Last week I found this question about KPIs on #sqlhelp
Anyone have any good KPI’s for DBA’s? Our director wants us to come up with some Key Performance Indicators. Any articles? #sqlhelp
— SS7 (@sqlsurfer7) February 28, 2017
It’s a great question, and there is no right answer here. I made an effort to help narrow the focus by asking for more details. Soon I realized that there was no way this was going to get solved on Twitter, and that a blog post might help. So that’s what I am doing today. You’re welcome.
First, let’s make sure everyone understands that KPIs is an acronym for Key Performance Indicators. KPIs are metrics that help support defined goals and targets. While the specific KPIs will change from one shop to another, KPIs in general share some common characteristics:
– They reflect strategic value drivers
– Are based on valid data
– Must be easy to comprehend
– Are always relevant
– Provide context
– Empower users
– Lead to positive action
And lastly, while KPIs are metrics, not all metrics are KPIs.

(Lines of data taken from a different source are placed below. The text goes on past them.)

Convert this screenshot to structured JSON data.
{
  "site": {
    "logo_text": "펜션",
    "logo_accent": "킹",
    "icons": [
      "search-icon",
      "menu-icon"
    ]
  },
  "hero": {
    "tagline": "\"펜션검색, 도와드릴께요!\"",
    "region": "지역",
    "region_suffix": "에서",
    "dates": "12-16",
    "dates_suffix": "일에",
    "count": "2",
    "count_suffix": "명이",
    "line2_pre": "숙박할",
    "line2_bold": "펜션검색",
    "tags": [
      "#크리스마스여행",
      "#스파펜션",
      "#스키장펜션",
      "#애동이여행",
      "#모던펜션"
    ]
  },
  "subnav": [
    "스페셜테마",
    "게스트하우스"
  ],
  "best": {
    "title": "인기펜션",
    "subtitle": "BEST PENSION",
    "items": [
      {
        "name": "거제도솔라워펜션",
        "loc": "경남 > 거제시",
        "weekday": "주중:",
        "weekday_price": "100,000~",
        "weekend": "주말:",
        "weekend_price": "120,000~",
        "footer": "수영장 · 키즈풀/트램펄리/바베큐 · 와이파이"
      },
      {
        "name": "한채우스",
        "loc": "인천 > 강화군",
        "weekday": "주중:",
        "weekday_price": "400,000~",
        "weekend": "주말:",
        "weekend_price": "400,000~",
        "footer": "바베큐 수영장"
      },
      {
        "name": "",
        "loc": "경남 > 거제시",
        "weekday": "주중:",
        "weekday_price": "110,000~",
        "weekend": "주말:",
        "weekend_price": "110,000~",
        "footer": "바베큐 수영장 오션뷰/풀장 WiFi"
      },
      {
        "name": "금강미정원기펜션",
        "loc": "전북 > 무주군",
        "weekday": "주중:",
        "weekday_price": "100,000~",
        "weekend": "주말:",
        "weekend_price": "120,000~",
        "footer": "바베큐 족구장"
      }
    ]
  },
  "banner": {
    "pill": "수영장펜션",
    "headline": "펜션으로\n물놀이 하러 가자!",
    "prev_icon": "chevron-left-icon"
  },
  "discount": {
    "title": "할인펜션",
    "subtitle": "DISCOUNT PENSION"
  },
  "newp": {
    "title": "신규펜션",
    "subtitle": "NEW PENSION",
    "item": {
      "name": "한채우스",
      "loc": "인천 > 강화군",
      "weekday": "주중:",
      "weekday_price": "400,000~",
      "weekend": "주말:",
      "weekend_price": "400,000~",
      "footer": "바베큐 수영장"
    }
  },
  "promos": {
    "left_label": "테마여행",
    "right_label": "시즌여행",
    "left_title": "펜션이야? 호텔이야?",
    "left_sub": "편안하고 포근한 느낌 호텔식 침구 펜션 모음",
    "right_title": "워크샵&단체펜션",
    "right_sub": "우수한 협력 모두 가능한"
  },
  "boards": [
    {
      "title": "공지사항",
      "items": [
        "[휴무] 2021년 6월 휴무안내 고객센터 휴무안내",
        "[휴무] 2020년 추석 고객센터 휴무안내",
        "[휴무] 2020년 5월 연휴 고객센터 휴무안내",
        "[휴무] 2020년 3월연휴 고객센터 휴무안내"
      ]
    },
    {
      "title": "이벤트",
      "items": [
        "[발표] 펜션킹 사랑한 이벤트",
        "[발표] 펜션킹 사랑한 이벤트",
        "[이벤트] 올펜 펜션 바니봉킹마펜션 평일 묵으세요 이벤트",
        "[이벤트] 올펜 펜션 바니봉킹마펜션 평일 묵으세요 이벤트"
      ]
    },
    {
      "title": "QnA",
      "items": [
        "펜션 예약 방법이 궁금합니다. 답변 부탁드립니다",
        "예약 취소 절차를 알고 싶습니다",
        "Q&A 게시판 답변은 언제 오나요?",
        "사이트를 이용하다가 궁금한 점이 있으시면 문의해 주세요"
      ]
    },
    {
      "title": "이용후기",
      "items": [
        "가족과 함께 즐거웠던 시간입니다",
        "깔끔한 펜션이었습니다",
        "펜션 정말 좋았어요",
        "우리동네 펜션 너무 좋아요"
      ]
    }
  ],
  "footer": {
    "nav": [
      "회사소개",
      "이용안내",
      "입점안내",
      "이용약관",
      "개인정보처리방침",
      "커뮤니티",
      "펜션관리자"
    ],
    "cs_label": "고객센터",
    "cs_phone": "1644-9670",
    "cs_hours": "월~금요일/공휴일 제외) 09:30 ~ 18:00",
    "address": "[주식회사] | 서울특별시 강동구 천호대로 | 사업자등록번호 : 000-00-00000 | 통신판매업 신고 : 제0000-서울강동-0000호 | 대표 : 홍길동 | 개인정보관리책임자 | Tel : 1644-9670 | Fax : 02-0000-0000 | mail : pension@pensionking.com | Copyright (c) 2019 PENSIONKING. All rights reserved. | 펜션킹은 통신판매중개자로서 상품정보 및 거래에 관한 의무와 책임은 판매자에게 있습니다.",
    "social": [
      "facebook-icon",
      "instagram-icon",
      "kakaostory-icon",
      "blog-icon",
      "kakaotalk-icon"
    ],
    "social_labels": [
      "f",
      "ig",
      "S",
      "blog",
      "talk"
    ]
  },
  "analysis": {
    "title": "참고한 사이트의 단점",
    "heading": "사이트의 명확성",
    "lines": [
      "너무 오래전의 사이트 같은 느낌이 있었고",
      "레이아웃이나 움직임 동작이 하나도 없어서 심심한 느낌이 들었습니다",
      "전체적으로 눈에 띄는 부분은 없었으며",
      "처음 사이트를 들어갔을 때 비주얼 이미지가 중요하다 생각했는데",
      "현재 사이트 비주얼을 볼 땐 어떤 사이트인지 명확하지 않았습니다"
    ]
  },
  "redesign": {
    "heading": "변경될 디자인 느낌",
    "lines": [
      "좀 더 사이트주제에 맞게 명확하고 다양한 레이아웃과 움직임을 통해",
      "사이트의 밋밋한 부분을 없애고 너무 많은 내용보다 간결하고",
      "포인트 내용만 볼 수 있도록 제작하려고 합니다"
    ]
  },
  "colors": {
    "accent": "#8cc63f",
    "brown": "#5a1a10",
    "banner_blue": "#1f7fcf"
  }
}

Often the KPI goals and targets are set by the business. But not always. It is perfectly valid for a DBA (or their manager) to assign KPIs to the servers and databases they administer. KPIs are unique for every shop, and for every role. There is no one set of KPIs that will work universally for all DBAs. What I want to do today is share with you some possible KPI metrics that you may consider including.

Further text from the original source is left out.